The movie opens in the spring of 1977. At a swanky night spot in the San Fernando Valley of Los Angeles, Eddie Adams works as a busboy, even though he has to come by bus al the way from Torrance on the other side of the city, living in very modest means with his parents. Somehow, word has gotten around that Eddie is well-endowed, and one of the patrons of the establishment, Jack Horner (Burt Reynolds) has heard of this. He goes into the kitchen and offers to pay to see just how well-endowed Eddie really is.

The reason for this is that Jack is a director of adult movies, and is always on the lookout for new talent because, after all, people age out of the on-camera side of the business fairly quickly. Jack gives Eddie his contact info just in case. As it turns out, Eddie lives with his parents, who don't appreciate him, thinking that he's never going to amount to much and is just mooching off of them. This eventually leads Eddie to run away and go looking for Jack's assistance.

Eddie, it turns out, is a natural at making adult films, thanks in no small part to his size. But he needs a stage name, and he picks "Dirk Diggler". Dirk works with a motley crew of people who have all sorts of problems of their own, with Jack and producer "Colonel" James (Robert Ridgely) being the two most well-adjusted people in their little corner of the business. Among the others are:

Amber Waves (Julianne Moore), a woman who has an ex-husband and a child of whom the husband has custody because leaving a child with an adult film star is a big problem;
Reed Rothchild (John C. Reilly), who eventually becomes Dirk's best friend and non-sexual partner in a string of spy-themed films;
"Rollergirl" (Heather Graham), who dropped out of high school and entered the adult film industry with no other options in life;
Buck Swope (Don Cheadle), who has ambitions of owning his own store selling audio-visual equipment, but needs the money to get it;
Little Bill (William H. Macy), an assistant director who has a wife who will sleep with anybody anywhere, including in a crowd; and
Scotty J. (Philp Seymore Hoffman), who operates the boom mike, and is a gay man who falls in love with Dirk, not that Dirk is in love with him.

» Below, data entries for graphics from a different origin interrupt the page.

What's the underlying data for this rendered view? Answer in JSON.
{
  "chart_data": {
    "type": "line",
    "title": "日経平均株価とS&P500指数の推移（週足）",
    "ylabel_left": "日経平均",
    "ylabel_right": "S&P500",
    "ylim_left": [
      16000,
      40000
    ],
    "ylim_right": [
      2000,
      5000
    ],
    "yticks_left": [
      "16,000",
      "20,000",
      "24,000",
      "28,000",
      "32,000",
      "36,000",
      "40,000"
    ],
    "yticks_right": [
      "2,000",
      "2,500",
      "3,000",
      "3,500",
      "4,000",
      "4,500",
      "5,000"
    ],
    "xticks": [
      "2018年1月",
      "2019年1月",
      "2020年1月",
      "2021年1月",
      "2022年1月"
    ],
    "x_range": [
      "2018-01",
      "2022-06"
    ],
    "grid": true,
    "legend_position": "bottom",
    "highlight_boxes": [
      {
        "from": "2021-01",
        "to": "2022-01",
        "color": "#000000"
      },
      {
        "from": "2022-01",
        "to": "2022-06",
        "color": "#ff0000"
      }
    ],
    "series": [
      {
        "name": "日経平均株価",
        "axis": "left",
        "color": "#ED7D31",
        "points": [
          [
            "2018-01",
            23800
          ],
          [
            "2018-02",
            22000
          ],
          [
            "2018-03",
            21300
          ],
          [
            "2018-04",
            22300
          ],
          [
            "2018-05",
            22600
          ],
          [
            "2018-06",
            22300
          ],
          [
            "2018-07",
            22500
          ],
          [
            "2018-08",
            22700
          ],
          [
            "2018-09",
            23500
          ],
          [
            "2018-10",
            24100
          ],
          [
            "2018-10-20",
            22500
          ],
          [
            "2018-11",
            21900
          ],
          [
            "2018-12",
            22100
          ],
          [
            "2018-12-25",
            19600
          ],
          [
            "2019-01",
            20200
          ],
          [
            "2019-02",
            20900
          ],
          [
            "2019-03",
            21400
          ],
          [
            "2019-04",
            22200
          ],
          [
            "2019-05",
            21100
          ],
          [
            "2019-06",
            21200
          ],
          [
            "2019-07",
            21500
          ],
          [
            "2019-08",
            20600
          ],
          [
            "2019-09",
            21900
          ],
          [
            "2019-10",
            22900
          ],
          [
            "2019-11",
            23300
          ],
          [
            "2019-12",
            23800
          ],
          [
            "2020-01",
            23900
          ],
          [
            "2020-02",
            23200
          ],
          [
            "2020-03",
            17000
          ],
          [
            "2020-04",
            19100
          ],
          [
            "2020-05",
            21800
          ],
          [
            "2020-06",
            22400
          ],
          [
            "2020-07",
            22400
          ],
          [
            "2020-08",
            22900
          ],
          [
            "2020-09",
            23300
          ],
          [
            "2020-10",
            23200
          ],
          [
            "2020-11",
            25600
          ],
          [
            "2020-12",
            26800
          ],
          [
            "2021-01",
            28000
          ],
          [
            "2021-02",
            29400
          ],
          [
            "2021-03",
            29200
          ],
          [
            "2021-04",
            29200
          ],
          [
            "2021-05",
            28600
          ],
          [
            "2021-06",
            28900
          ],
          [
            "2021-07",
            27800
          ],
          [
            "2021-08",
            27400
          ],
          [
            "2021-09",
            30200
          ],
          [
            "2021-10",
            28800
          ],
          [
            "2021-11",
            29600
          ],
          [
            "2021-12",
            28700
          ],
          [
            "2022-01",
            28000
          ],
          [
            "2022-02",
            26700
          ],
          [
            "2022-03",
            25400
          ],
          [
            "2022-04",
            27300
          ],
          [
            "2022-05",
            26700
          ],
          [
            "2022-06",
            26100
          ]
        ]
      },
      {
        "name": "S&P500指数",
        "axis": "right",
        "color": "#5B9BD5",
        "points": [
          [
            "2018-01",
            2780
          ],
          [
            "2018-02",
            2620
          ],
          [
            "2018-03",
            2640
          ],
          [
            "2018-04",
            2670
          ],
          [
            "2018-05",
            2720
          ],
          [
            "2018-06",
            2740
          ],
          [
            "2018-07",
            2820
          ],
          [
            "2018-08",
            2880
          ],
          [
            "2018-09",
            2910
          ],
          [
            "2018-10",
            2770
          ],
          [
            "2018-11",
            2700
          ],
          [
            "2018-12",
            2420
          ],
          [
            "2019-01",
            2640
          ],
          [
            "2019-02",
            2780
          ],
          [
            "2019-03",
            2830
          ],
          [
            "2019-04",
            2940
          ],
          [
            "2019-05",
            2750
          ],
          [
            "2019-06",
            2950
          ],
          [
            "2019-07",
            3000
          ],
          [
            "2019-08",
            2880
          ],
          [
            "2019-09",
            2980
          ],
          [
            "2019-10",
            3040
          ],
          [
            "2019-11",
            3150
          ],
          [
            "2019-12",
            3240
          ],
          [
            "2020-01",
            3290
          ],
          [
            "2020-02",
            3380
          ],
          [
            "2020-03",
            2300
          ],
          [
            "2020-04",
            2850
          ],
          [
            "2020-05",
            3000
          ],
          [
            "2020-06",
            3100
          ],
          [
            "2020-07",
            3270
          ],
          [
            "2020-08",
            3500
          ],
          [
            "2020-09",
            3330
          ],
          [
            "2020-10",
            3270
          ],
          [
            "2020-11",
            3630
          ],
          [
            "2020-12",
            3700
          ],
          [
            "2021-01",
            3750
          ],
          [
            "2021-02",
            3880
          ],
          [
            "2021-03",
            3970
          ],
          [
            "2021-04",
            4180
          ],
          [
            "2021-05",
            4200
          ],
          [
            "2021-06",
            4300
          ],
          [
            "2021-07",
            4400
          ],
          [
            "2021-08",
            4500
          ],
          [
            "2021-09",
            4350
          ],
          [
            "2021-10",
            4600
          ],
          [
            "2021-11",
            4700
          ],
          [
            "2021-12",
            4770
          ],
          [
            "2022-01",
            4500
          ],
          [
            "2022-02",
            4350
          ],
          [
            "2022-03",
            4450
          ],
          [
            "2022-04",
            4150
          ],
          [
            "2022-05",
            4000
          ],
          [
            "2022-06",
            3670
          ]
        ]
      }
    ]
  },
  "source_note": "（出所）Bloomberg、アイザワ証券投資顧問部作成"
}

At any rate, Dirk becomes a success and has a few years at the top. But then the 1980s come, and with that lots and lots of cocaine. Dirk starts partaking, and that, combined with an outsized ego born of his success, causes him to start losing his place at the top and have a dramatic downturn.

Boogie Nights is an interesting look at a field that I think most of us wouldn't normally have thought of wanting to take a look at, that being behind the scenes of the adult film industry. I'm sure it's a pretty darn sanitized look, considering how many of the principals wind up relatively unscathed by the end of the movie. (AIDS, for example, is not mentioned at all, and the movie ends sometime in 1984.) The movie also runs nearly 2½ hours and begins to lose some steam in the final third of the movie.

On the other hand, the performances are routinely quite good, and I really found myself interested in what was going to happen to these characters. Amber, for example, goes into a custody hearing where she clearly has no chance of getting custody of her son back, but still goes into it, suffering obvious humiliation. Burt Reynolds earned an Oscar nomination, and if you only know him from his 1970s movies, I think you'll be quite surprised by his performance.

So, despite the fact that Boogie Nights has some decided flaws, it's still definitely worth watching.